Einem offenbar groß angelegten Betrugsfall sind Polizei und Staatsanwaltschaft in der BMW-Niederlassung Offenbach auf die Spur gekommen. Wie die Online-Ausgabe der „Frankfurter Rundschau“ am Donnerstag berichtet, durchsuchten die Beamten am gestrigen Mittwoch die Niederlassung der Premiummarke am Spessartring. Nach bisherigen Erkenntnissen der Behörden stehen mehrere Mitarbeiter des Autohauses im Verdacht, den BMW-Konzern um mindestens 500.000 Euro geprellt zu haben, heißt es.
Dem Zeitungsbericht zufolge waren in der Zeit von Juni 2011 bis Juni 2012 auf dem Firmengelände in Offenbach immer wieder Autos beschädigt worden.

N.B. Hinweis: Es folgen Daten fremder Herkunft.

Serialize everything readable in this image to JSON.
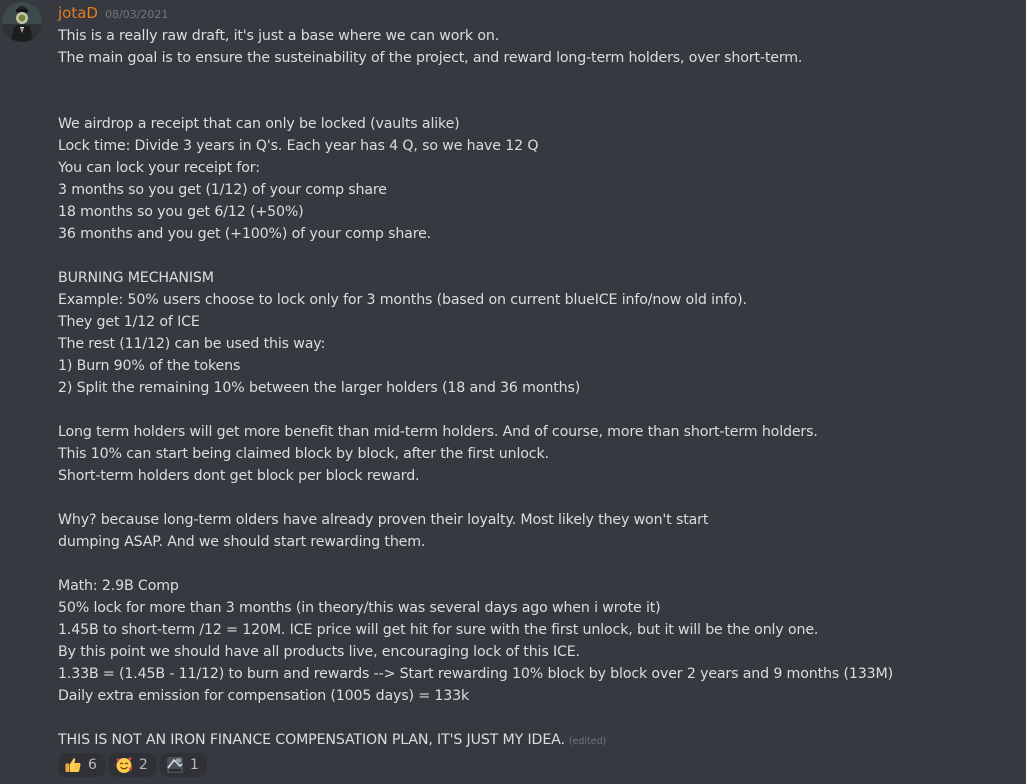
{
  "author": {
    "name": "jotaD",
    "timestamp": "08/03/2021"
  },
  "message": {
    "lines": [
      "This is a really raw draft, it's just a base where we can work on.",
      "The main goal is to ensure the susteinability of the project, and reward long-term holders, over short-term.",
      "",
      "",
      "We airdrop a receipt that can only be locked (vaults alike)",
      "Lock time: Divide 3 years in Q's. Each year has 4 Q, so we have 12 Q",
      "You can lock your receipt for:",
      "3 months so you get (1/12) of your comp share",
      "18 months so you get 6/12 (+50%)",
      "36 months and you get (+100%) of your comp share.",
      "",
      "BURNING MECHANISM",
      "Example: 50% users choose to lock only for 3 months (based on current blueICE info/now old info).",
      "They get 1/12 of ICE",
      "The rest (11/12) can be used this way:",
      "1) Burn 90% of the tokens",
      "2) Split the remaining 10% between the larger holders (18 and 36 months)",
      "",
      "Long term holders will get more benefit than mid-term holders. And of course, more than short-term holders.",
      "This 10% can start being claimed block by block, after the first unlock.",
      "Short-term holders dont get block per block reward.",
      "",
      "Why? because long-term olders have already proven their loyalty. Most likely they won't start",
      "dumping ASAP. And we should start rewarding them.",
      "",
      "Math: 2.9B Comp",
      "50% lock for more than 3 months (in theory/this was several days ago when i wrote it)",
      "1.45B to short-term /12 = 120M. ICE price will get hit for sure with the first unlock, but it will be the only one.",
      "By this point we should have all products live, encouraging lock of this ICE.",
      "1.33B = (1.45B - 11/12) to burn and rewards --> Start rewarding 10% block by block over 2 years and 9 months (133M)",
      "Daily extra emission for compensation (1005 days) = 133k",
      ""
    ],
    "final_line": "THIS IS NOT AN IRON FINANCE COMPENSATION PLAN, IT'S JUST MY IDEA.",
    "edited_label": "(edited)"
  },
  "reactions": [
    {
      "icon": "thumbs-up-icon",
      "count": "6"
    },
    {
      "icon": "smiling-face-with-hearts-icon",
      "count": "2"
    },
    {
      "icon": "custom-emoji-icon",
      "count": "1"
    }
  ],
  "colors": {
    "background": "#36393f",
    "text": "#dcddde",
    "username": "#e67e22",
    "muted": "#72767d",
    "reaction_bg": "#2f3136"
  }
}
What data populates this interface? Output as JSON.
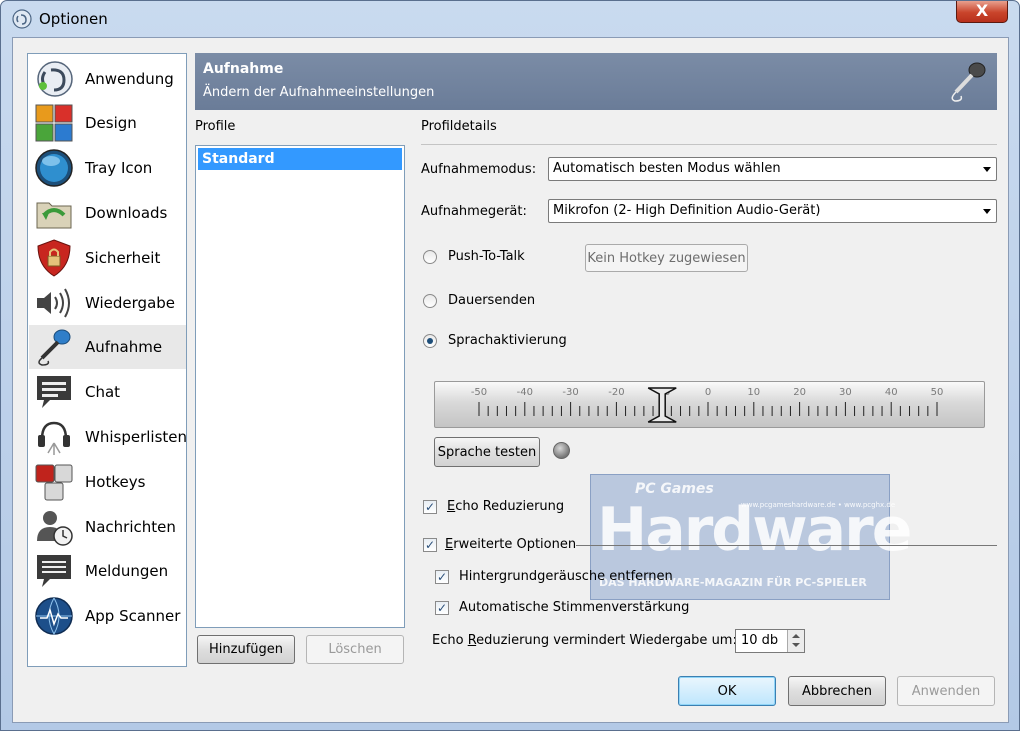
{
  "window": {
    "title": "Optionen",
    "close_label": "X"
  },
  "sidebar": {
    "items": [
      {
        "label": "Anwendung",
        "icon": "teamspeak-icon"
      },
      {
        "label": "Design",
        "icon": "design-tiles-icon"
      },
      {
        "label": "Tray Icon",
        "icon": "tray-orb-icon"
      },
      {
        "label": "Downloads",
        "icon": "downloads-folder-icon"
      },
      {
        "label": "Sicherheit",
        "icon": "security-shield-icon"
      },
      {
        "label": "Wiedergabe",
        "icon": "speaker-icon"
      },
      {
        "label": "Aufnahme",
        "icon": "microphone-icon"
      },
      {
        "label": "Chat",
        "icon": "chat-bubble-icon"
      },
      {
        "label": "Whisperlisten",
        "icon": "headset-icon"
      },
      {
        "label": "Hotkeys",
        "icon": "hotkeys-icon"
      },
      {
        "label": "Nachrichten",
        "icon": "messages-user-icon"
      },
      {
        "label": "Meldungen",
        "icon": "notifications-bubble-icon"
      },
      {
        "label": "App Scanner",
        "icon": "app-scanner-globe-icon"
      }
    ],
    "selected": "Aufnahme"
  },
  "banner": {
    "title": "Aufnahme",
    "subtitle": "Ändern der Aufnahmeeinstellungen"
  },
  "profiles": {
    "heading": "Profile",
    "items": [
      "Standard"
    ],
    "add_label": "Hinzufügen",
    "delete_label": "Löschen"
  },
  "details": {
    "heading": "Profildetails",
    "mode_label": "Aufnahmemodus:",
    "mode_value": "Automatisch besten Modus wählen",
    "device_label": "Aufnahmegerät:",
    "device_value": "Mikrofon (2- High Definition Audio-Gerät)",
    "ptt_label": "Push-To-Talk",
    "hotkey_label": "Kein Hotkey zugewiesen",
    "continuous_label": "Dauersenden",
    "voice_activation_label": "Sprachaktivierung",
    "selected_mode": "Sprachaktivierung",
    "slider_ticks": [
      "-50",
      "-40",
      "-30",
      "-20",
      "-10",
      "0",
      "10",
      "20",
      "30",
      "40",
      "50"
    ],
    "slider_value": -10,
    "test_label": "Sprache testen",
    "echo_reduction_label_pre": "",
    "echo_reduction_label_key": "E",
    "echo_reduction_label_post": "cho Reduzierung",
    "echo_reduction_checked": true,
    "advanced_key": "E",
    "advanced_post": "rweiterte Optionen",
    "advanced_checked": true,
    "noise_label": "Hintergrundgeräusche entfernen",
    "noise_checked": true,
    "agc_label": "Automatische Stimmenverstärkung",
    "agc_checked": true,
    "echo_amount_pre": "Echo ",
    "echo_amount_key": "R",
    "echo_amount_post": "eduzierung vermindert Wiedergabe um:",
    "echo_amount_value": "10 db"
  },
  "watermark": {
    "top": "PC Games",
    "big": "Hardware",
    "small": "DAS HARDWARE-MAGAZIN FÜR PC-SPIELER",
    "url": "www.pcgameshardware.de • www.pcghx.de"
  },
  "footer": {
    "ok_label": "OK",
    "cancel_label": "Abbrechen",
    "apply_label": "Anwenden"
  },
  "colors": {
    "selection": "#3399ff",
    "banner": "#7386a3",
    "accent": "#1e4e79"
  }
}
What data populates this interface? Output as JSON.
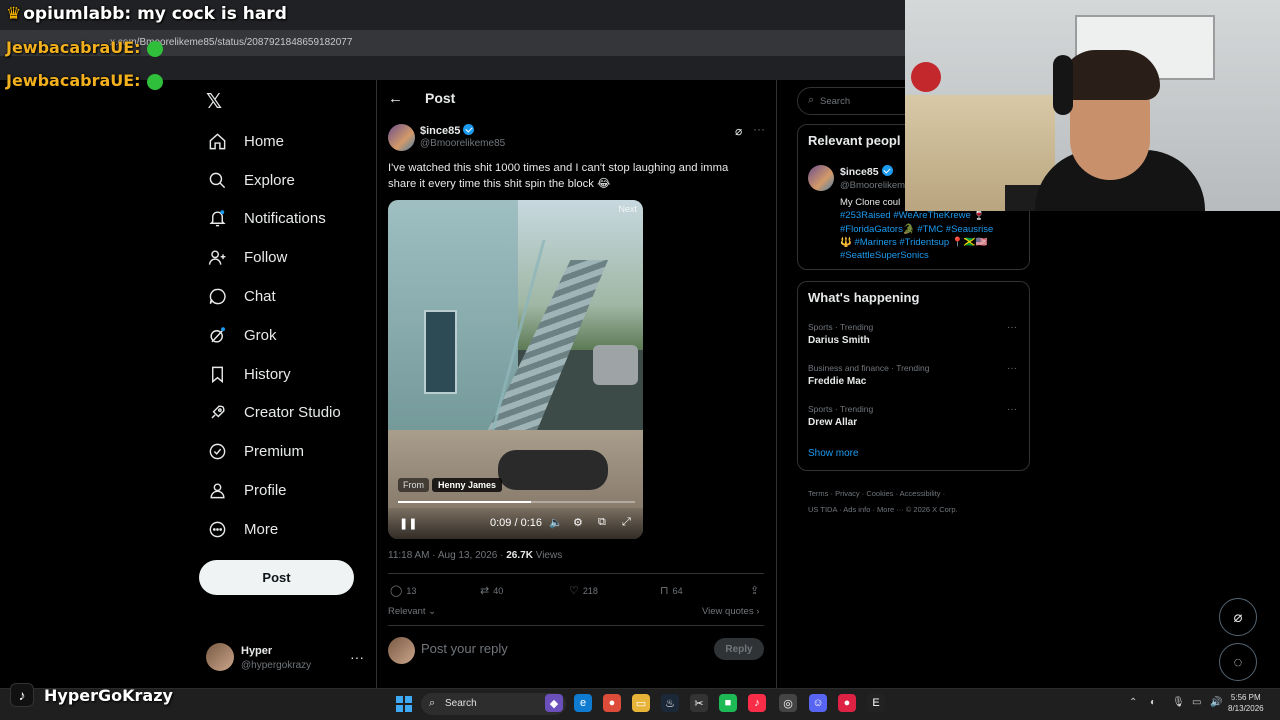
{
  "chat": {
    "line1": "opiumlabb: my cock is hard",
    "line2": "JewbacabraUE:",
    "line3": "JewbacabraUE:"
  },
  "browser": {
    "url": "x.com/Bmoorelikeme85/status/2087921848659182077"
  },
  "sidebar": {
    "items": [
      {
        "label": "Home",
        "icon": "home-icon"
      },
      {
        "label": "Explore",
        "icon": "search-icon"
      },
      {
        "label": "Notifications",
        "icon": "bell-icon"
      },
      {
        "label": "Follow",
        "icon": "follow-icon"
      },
      {
        "label": "Chat",
        "icon": "chat-icon"
      },
      {
        "label": "Grok",
        "icon": "grok-icon"
      },
      {
        "label": "History",
        "icon": "bookmark-icon"
      },
      {
        "label": "Creator Studio",
        "icon": "rocket-icon"
      },
      {
        "label": "Premium",
        "icon": "premium-icon"
      },
      {
        "label": "Profile",
        "icon": "person-icon"
      },
      {
        "label": "More",
        "icon": "more-circle-icon"
      }
    ],
    "post_button": "Post",
    "account": {
      "name": "Hyper",
      "handle": "@hypergokrazy"
    }
  },
  "header": {
    "title": "Post"
  },
  "post": {
    "author_name": "$ince85",
    "author_handle": "@Bmoorelikeme85",
    "text": "I've watched this shit 1000 times and I can't stop laughing and imma share it every time this shit spin the block 😂",
    "video": {
      "next_label": "Next",
      "from_label": "From",
      "from_name": "Henny James",
      "time": "0:09 / 0:16",
      "progress": 0.5625
    },
    "timestamp": "11:18 AM · Aug 13, 2026 · ",
    "views_count": "26.7K",
    "views_label": " Views",
    "stats": {
      "replies": "13",
      "reposts": "40",
      "likes": "218",
      "bookmarks": "64"
    },
    "sort_label": "Relevant",
    "view_quotes": "View quotes",
    "reply_placeholder": "Post your reply",
    "reply_button": "Reply"
  },
  "right": {
    "search_placeholder": "Search",
    "relevant_title": "Relevant peopl",
    "person": {
      "name": "$ince85",
      "handle": "@Bmoorelikem",
      "bio_text": "My Clone coul",
      "bio_tags_1": "#253Raised #WeAreTheKrewe 🍷",
      "bio_tags_2": "#FloridaGators🐊 #TMC #Seausrise",
      "bio_tags_3": "🔱 #Mariners #Tridentsup 📍🇯🇲🇺🇸",
      "bio_tags_4": "#SeattleSuperSonics"
    },
    "happening_title": "What's happening",
    "trends": [
      {
        "category": "Sports · Trending",
        "topic": "Darius Smith"
      },
      {
        "category": "Business and finance · Trending",
        "topic": "Freddie Mac"
      },
      {
        "category": "Sports · Trending",
        "topic": "Drew Allar"
      }
    ],
    "show_more": "Show more",
    "footer_line1": "Terms · Privacy · Cookies · Accessibility ·",
    "footer_line2": "US TIDA · Ads info · More ··· © 2026 X Corp."
  },
  "overlay": {
    "tiktok_name": "HyperGoKrazy"
  },
  "taskbar": {
    "search_label": "Search",
    "time": "5:56 PM",
    "date": "8/13/2026"
  }
}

Dabei sei an insgesamt 173 Fahrzeugen – 136 firmeneigenen und 37 fremden – der Lack zerkratzt worden. Täter der nächtlichen Attacken sollen damals Jugendliche gewesen sein.
Rund 1,5 Millionen Euro Schaden
Polizei und Staatsanwaltschaft hegen laut Zeitungsbericht nun einen schwerwiegenden Verdacht: Die Attacken sollen offenbar bestellt gewesen sein, und zwar von Mitarbeitern des Autohauses selbst. Ermittelt wird den Angaben zufolge derzeit gegen fünf BMW-Mitarbeiter, die vorwiegend in leitenden Positionen beschäftigt waren. Sie sollen mit Hilfe von Mittelsmännern die Sachbeschädigungen in Auftrag gegebenen haben.
Zudem lägen Anhaltspunkte dafür vor, dass zusätzlich zu den bestellten Sachbeschädigungen nachträglich auf dem Firmengelände noch weitere Schäden an den Fahrzeugen verursacht wurden. Der Gesamtschaden soll sich nach Schätzungen der Polizei auf über 1,5 Millionen Euro belaufen.
Den Ermittlungen zufolge gab es eine erhebliche Differenz zwischen den bei der Versicherung der BMW Group gemeldeten Reparaturkosten und den tatsächlich aufgewendeten Mitteln für die Neulackierungen. An eben dieser Differenz sollen sich die Beteiligten über erhöhte Bonus- und Leistungsprämien bereichert haben. Die in Anspruch genommenen Versicherungen sollen so um über 500.000 Euro geprellt worden sein.
Wohnungen durchsucht
Am Mittwoch durchsuchten die Beamten laut Zeitungsbericht nicht nur das Autohaus, sondern auch die privaten Wohnhäuser und Wohnungen der Beschuldigten. Die Auswertung der sichergestellten Unterlagen, die allerdings noch geraume Zeit in Anspruch nehmen werde, solle nun die Hintergründe weiter erhellen, heißt es. Während der Durchsuchungen hätten die Ermittler auch zahlreiche BMW-Mitarbeiter der Niederlassung Offenbach vernommen. Dies solle Aufschluss darüber geben, ob weitere Personen in die Betrügereien und Sachbeschädigungen involviert waren.
Die Ermittlungen der Behörden seien während des gesamten Zeitraums durch die BMW-Zentrale in München umfassend unterstützt worden, heißt es. Der firmeninterne Ermittlungsdienst leitete nach Angaben eines BMW-Sprechers noch am Mittwoch arbeitsrechtliche Schritte gegen die unter Verdacht stehenden Mitarbeiter ein.